フランドル/“3本の矢”で日本発を提案/海外SPAブランドに対抗
2009年02月05日 (木曜日)
フランドルの親会社であるイネドビジネスファッションプランニング(IBF、東京都渋谷区 栗田貴史社長)は3月1日付で、帝人ファイバー、NI帝人商事、住金物産と、香港のニット製品製造のフェニックス・ホンコン(FHK)との合弁で、新会社イッツインターナショナル(東京都渋谷区 栗田英俊社長)を設立。SPA事業に本格的に進出する。(一部既報)
「『H&M』『ザラ』といった海外の大型SPAブランドに対抗できる最強のバリューチェーンの構築」(栗田社長)を明言しており、日本の大手アパレルとしては初めて、“黒船”に立ち向う意思を示した。新SPA会社を立ち上げる背景には、フランドルが主販路とする百貨店販路の落ち込みが顕著なことがある。「消費者が衣料品を買う場所が多様化しており、ファッションアパレルとして様々なマーケットに対応する必要に迫られていた」と栗田社長は話す。
2010年3月に東京・原宿に旗艦大型店を開業するのを皮切りに、2014年までに130店舗(大型店5店舗、小・中型店125店舗)を出店。初年度は売上高15億円、14年度200億円を目指す。レディースとメンズの商品を展開し、販路は「住み分けが明確でなくなってきている」ことから、様々な販路への出店を予定する。また、海外での展開も視野に入れており、ニットの製造を手掛けるフェニックス・ホンコンが、東南アジア進出をサポート。「日本での地位を確立した後は、中国、韓国を中心とした東南アジア市場に進出する」方針だ。

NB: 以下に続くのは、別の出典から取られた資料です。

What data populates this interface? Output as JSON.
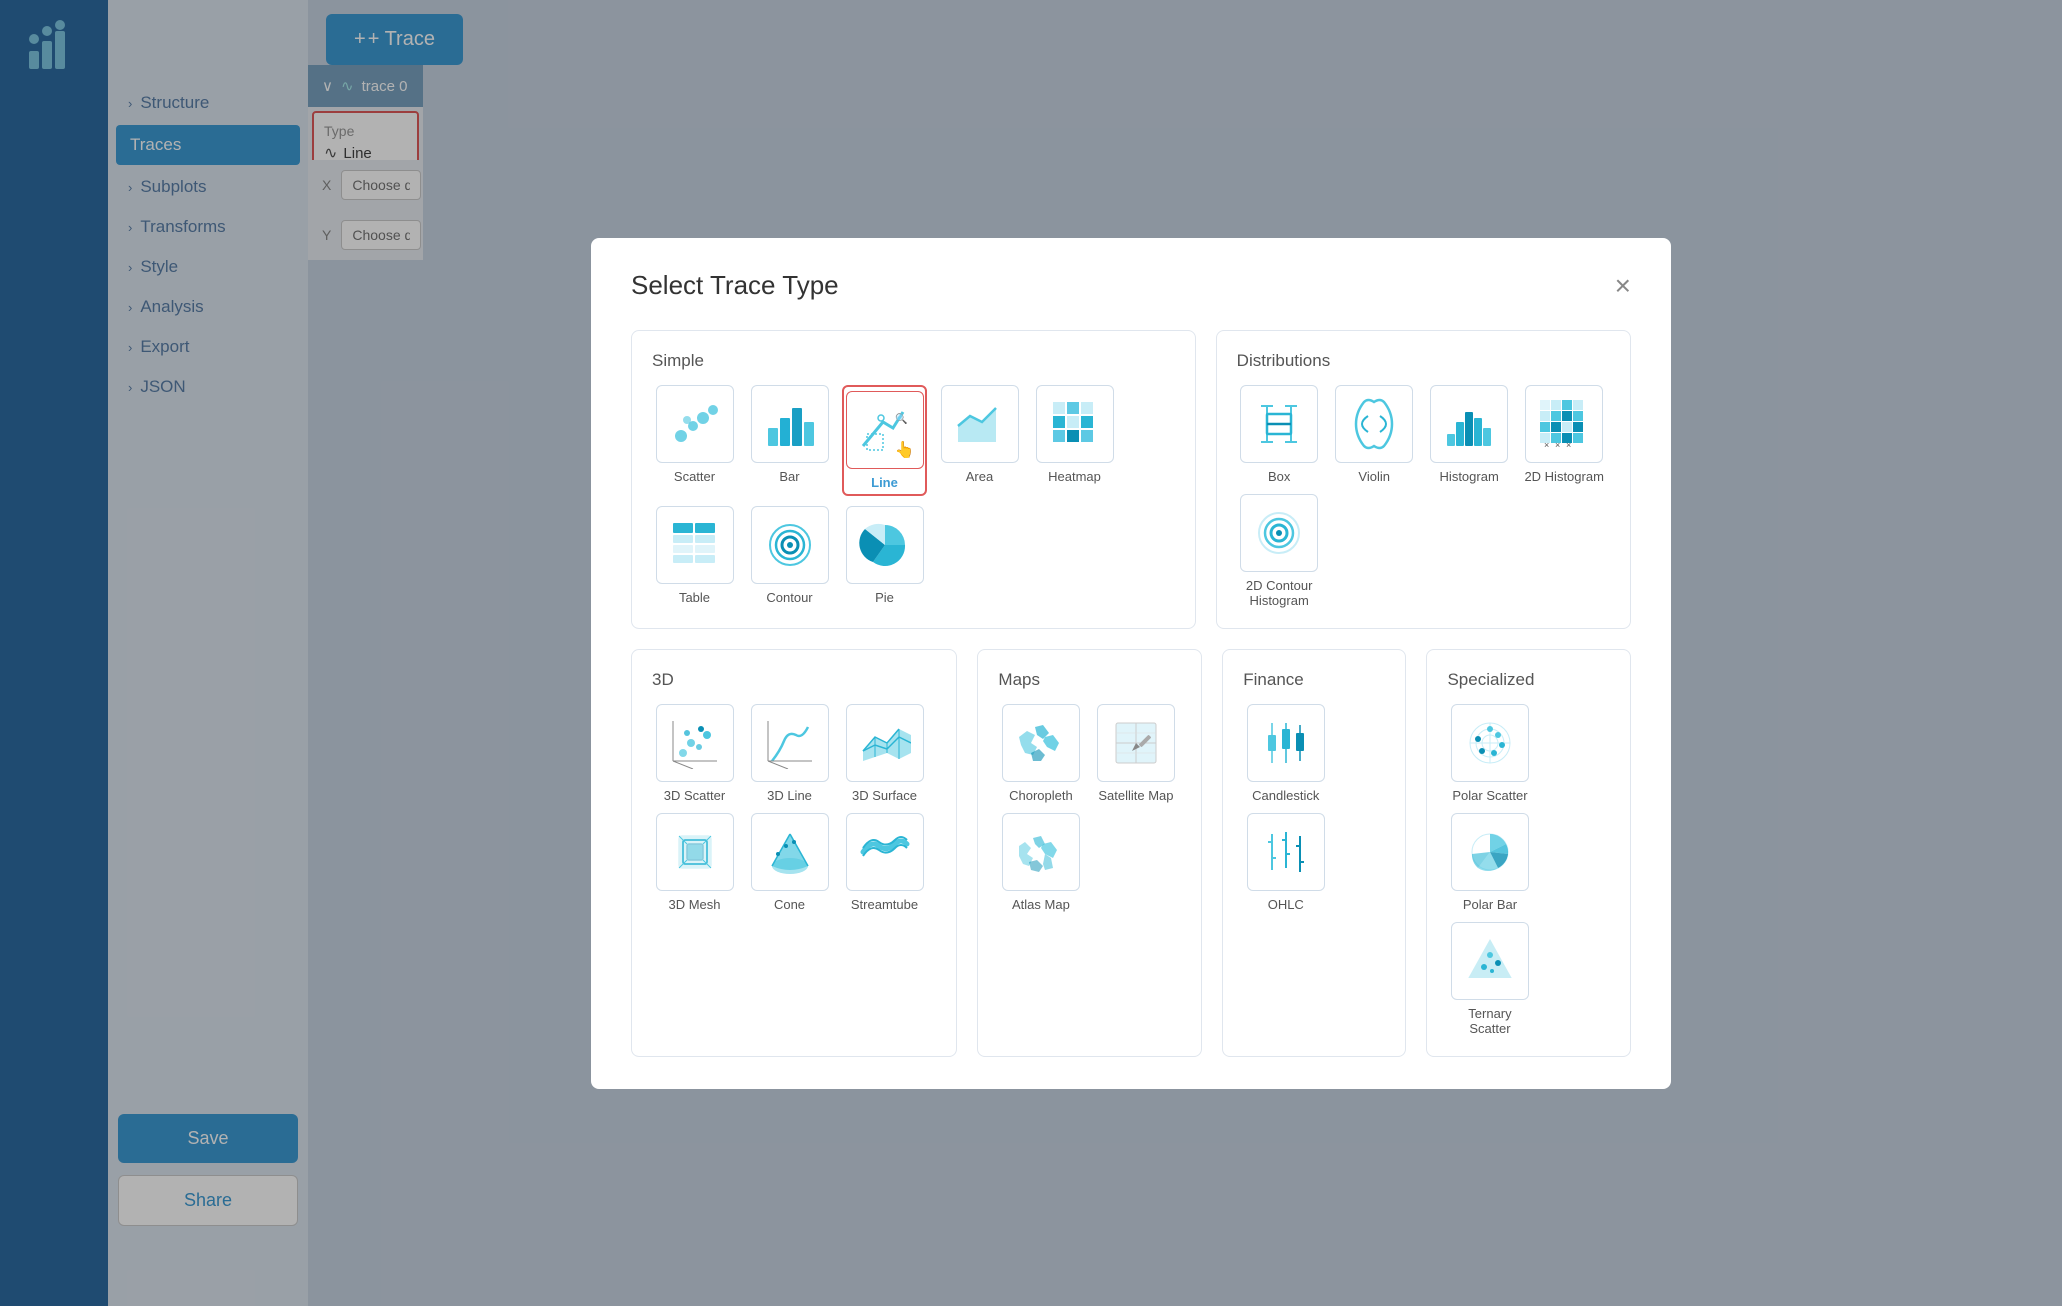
{
  "app": {
    "logo_alt": "Plotly logo",
    "add_trace_label": "+ Trace"
  },
  "sidebar": {
    "items": [
      {
        "id": "structure",
        "label": "Structure",
        "active": false,
        "arrow": "›"
      },
      {
        "id": "traces",
        "label": "Traces",
        "active": true,
        "arrow": ""
      },
      {
        "id": "subplots",
        "label": "Subplots",
        "active": false,
        "arrow": "›"
      },
      {
        "id": "transforms",
        "label": "Transforms",
        "active": false,
        "arrow": "›"
      },
      {
        "id": "style",
        "label": "Style",
        "active": false,
        "arrow": "›"
      },
      {
        "id": "analysis",
        "label": "Analysis",
        "active": false,
        "arrow": "›"
      },
      {
        "id": "export",
        "label": "Export",
        "active": false,
        "arrow": "›"
      },
      {
        "id": "json",
        "label": "JSON",
        "active": false,
        "arrow": "›"
      }
    ],
    "save_label": "Save",
    "share_label": "Share"
  },
  "trace_panel": {
    "trace_name": "trace 0",
    "type_label": "Type",
    "type_value": "Line",
    "x_label": "X",
    "y_label": "Y",
    "x_placeholder": "Choose data...",
    "y_placeholder": "Choose data..."
  },
  "modal": {
    "title": "Select Trace Type",
    "close_label": "×",
    "sections": {
      "simple": {
        "title": "Simple",
        "items": [
          {
            "id": "scatter",
            "label": "Scatter",
            "selected": false
          },
          {
            "id": "bar",
            "label": "Bar",
            "selected": false
          },
          {
            "id": "line",
            "label": "Line",
            "selected": true
          },
          {
            "id": "area",
            "label": "Area",
            "selected": false
          },
          {
            "id": "heatmap",
            "label": "Heatmap",
            "selected": false
          },
          {
            "id": "table",
            "label": "Table",
            "selected": false
          },
          {
            "id": "contour",
            "label": "Contour",
            "selected": false
          },
          {
            "id": "pie",
            "label": "Pie",
            "selected": false
          }
        ]
      },
      "distributions": {
        "title": "Distributions",
        "items": [
          {
            "id": "box",
            "label": "Box",
            "selected": false
          },
          {
            "id": "violin",
            "label": "Violin",
            "selected": false
          },
          {
            "id": "histogram",
            "label": "Histogram",
            "selected": false
          },
          {
            "id": "2d-histogram",
            "label": "2D Histogram",
            "selected": false
          },
          {
            "id": "2d-contour-histogram",
            "label": "2D Contour Histogram",
            "selected": false
          }
        ]
      },
      "three_d": {
        "title": "3D",
        "items": [
          {
            "id": "3d-scatter",
            "label": "3D Scatter",
            "selected": false
          },
          {
            "id": "3d-line",
            "label": "3D Line",
            "selected": false
          },
          {
            "id": "3d-surface",
            "label": "3D Surface",
            "selected": false
          },
          {
            "id": "3d-mesh",
            "label": "3D Mesh",
            "selected": false
          },
          {
            "id": "cone",
            "label": "Cone",
            "selected": false
          },
          {
            "id": "streamtube",
            "label": "Streamtube",
            "selected": false
          }
        ]
      },
      "maps": {
        "title": "Maps",
        "items": [
          {
            "id": "choropleth",
            "label": "Choropleth",
            "selected": false
          },
          {
            "id": "satellite-map",
            "label": "Satellite Map",
            "selected": false
          },
          {
            "id": "atlas-map",
            "label": "Atlas Map",
            "selected": false
          }
        ]
      },
      "finance": {
        "title": "Finance",
        "items": [
          {
            "id": "candlestick",
            "label": "Candlestick",
            "selected": false
          },
          {
            "id": "ohlc",
            "label": "OHLC",
            "selected": false
          }
        ]
      },
      "specialized": {
        "title": "Specialized",
        "items": [
          {
            "id": "polar-scatter",
            "label": "Polar Scatter",
            "selected": false
          },
          {
            "id": "polar-bar",
            "label": "Polar Bar",
            "selected": false
          },
          {
            "id": "ternary-scatter",
            "label": "Ternary Scatter",
            "selected": false
          }
        ]
      }
    }
  }
}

新SPA業態(ブランド名は未決定)は、「上質・値頃感・安心感・環境対応」をキーワードに、日本の強みである「繊細さ・丁寧さ・真面目さ」を商品に反映。「優れた技術を持つ3社と組むことで、互いの持つ強みを最大限発揮し、既存のSPAブランドにない価格と品質と感度を併せ持った商品を消費者に提供する」(栗田社長)
帝人ファイバーは高感度素材、高機能素材、環境対応素材を武器に、素材のグローバル開発、生産体制の構築を担当。NI帝人商事は、海外縫製拠点を中心としたグローバルオペレーションを駆使し、上質な製品を適正価格で提供する役割を担う。帝人ファイバーの唐澤佳長社長は「栗田社長の素材に対する知識、情熱に、取引を通じて感銘を受けた。新会社専門の対応組織を作り、全力で対応し、合繊の分野で市場の要求に応えたい」とコメントした。
住金物産は、素材のグローバル調達力と国内外の縫製拠点網を生かし、商品を供給する役割を担う。江口恒明取締役専務執行役員は「良質な商品をベストな単価で提供するという難しい課題への挑戦だが、弊社のOEM機能の底上げにも繋がる。“3本の矢”として力を合わせ、新しいものを消費者に提案したい」と話す。
「日本の意地を見せたい」と力強く話す栗田社長。今後の動向に注目が集まる。